Deine Leona. Deine. Wie sehr sie dieses ständige dein Erik, deine Leona hasste! Wenn sie gekonnt hätte, dann wäre Leona durch den Hörer direkt zu Sebastian gesprungen, um ihm an die Gurgel zu gehen. Verdammt nochmal, war Sebastian eifersüchtig?! Es hatte sich nie so angefühlt, als würde er mehr von ihr wollen und jetzt machte er die beleidigte Leberwurst. Oder war es nur das Gefühl, alles haben zu können, was er wollte? Er hatte immer bekommen, was er wollte. Er hatte das Glück der Dummen. Gold und Geld flossen ihm regelrecht in die Tasche, aber das, was er nicht bekommen konnte, war Leonas Herz. Er hätte es sich doch nur zuhause an die Wand genagelt, als Trophäe. Nicht wie Erik.

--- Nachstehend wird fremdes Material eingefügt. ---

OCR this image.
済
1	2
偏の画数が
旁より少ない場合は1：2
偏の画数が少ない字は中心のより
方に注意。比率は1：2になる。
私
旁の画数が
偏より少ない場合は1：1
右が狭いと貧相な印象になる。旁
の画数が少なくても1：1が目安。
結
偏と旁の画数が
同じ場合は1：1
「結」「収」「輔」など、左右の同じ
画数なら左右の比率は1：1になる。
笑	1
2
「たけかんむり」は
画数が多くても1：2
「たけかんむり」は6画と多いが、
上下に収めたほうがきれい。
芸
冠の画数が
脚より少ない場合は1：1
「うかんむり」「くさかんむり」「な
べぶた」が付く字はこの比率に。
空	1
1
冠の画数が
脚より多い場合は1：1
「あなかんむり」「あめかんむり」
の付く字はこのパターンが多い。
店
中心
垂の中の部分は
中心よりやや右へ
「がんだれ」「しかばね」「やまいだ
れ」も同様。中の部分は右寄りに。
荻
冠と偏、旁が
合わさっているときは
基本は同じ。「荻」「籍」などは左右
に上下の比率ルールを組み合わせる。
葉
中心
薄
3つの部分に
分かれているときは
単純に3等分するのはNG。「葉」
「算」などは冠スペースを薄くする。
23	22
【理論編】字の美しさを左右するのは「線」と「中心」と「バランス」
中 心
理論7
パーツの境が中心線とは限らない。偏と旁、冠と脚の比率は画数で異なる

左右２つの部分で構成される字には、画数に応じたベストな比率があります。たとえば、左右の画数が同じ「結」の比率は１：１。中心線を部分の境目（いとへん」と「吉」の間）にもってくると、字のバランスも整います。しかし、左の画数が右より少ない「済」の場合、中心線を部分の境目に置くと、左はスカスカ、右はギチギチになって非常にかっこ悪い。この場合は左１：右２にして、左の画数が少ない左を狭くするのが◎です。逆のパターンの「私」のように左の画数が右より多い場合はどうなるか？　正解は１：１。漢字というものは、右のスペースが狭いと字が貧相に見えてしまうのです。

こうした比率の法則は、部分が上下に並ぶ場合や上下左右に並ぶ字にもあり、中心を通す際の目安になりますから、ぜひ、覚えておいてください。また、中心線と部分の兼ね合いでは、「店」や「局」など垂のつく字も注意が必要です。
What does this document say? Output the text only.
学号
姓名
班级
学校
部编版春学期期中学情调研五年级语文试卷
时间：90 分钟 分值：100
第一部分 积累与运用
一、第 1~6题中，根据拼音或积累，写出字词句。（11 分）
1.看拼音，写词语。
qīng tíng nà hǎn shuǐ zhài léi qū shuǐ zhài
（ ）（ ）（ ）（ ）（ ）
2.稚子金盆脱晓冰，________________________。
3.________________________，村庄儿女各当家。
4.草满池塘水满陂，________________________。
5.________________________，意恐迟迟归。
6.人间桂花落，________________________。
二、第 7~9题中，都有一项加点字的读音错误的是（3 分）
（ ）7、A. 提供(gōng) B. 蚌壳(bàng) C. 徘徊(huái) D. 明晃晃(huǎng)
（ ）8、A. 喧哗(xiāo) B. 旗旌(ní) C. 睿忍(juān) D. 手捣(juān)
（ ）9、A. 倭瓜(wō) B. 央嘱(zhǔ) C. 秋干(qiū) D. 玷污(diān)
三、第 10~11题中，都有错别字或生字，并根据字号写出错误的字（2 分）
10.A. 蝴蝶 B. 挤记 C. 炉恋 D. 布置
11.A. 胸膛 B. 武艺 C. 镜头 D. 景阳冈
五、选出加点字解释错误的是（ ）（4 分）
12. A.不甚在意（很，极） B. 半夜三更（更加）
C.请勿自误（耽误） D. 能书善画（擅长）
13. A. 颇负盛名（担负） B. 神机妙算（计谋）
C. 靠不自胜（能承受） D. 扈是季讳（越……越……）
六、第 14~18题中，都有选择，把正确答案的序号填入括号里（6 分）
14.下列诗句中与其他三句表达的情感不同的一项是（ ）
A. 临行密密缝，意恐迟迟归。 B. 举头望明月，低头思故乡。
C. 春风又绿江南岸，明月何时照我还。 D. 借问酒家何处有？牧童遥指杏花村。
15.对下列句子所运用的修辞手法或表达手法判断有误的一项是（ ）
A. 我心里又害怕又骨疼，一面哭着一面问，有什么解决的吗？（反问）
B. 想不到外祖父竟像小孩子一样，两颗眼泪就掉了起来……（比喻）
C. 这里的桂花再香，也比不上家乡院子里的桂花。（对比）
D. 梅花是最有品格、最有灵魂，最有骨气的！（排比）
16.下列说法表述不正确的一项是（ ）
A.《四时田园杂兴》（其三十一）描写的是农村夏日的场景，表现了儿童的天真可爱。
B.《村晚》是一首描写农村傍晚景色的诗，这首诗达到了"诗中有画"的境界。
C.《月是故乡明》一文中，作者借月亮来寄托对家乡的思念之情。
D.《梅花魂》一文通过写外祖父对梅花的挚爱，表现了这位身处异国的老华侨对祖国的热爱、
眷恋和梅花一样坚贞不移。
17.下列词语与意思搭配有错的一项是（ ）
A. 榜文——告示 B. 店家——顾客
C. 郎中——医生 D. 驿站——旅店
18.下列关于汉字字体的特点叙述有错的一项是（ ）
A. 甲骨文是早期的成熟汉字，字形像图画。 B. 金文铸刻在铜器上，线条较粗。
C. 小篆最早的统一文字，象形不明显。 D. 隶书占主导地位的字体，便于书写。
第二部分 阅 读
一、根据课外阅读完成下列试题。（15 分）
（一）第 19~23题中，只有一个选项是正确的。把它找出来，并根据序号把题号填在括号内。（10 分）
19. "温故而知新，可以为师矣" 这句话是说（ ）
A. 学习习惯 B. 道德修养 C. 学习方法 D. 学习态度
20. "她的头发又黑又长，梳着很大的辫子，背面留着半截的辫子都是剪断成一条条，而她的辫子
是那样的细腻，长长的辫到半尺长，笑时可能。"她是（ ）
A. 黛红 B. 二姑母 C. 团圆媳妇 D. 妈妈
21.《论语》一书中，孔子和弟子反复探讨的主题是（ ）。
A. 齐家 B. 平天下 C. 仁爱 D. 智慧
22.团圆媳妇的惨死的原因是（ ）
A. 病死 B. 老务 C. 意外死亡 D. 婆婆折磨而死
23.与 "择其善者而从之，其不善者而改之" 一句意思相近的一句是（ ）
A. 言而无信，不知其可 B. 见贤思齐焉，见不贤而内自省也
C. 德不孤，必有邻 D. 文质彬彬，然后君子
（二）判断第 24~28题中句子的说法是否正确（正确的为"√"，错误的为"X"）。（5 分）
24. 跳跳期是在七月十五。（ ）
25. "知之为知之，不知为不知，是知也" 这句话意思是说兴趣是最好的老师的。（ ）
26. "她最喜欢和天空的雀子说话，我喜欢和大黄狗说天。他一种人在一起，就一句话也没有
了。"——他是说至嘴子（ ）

Nicht wie Erik? Hatte sie ihm denn ihr Herz geschenkt? Hatte sie? Hatte sie denn noch eines zum Verschenken oder hing es gerade im Thermalbad in Völzau in der Filteranlage? Wie dumm sie damals gewesen war, damals vor einem knappen Jahr, damals, als sie gedacht hatte, dass Sebastians Hände an ihrer Taille mehr zu bedeuten hatten.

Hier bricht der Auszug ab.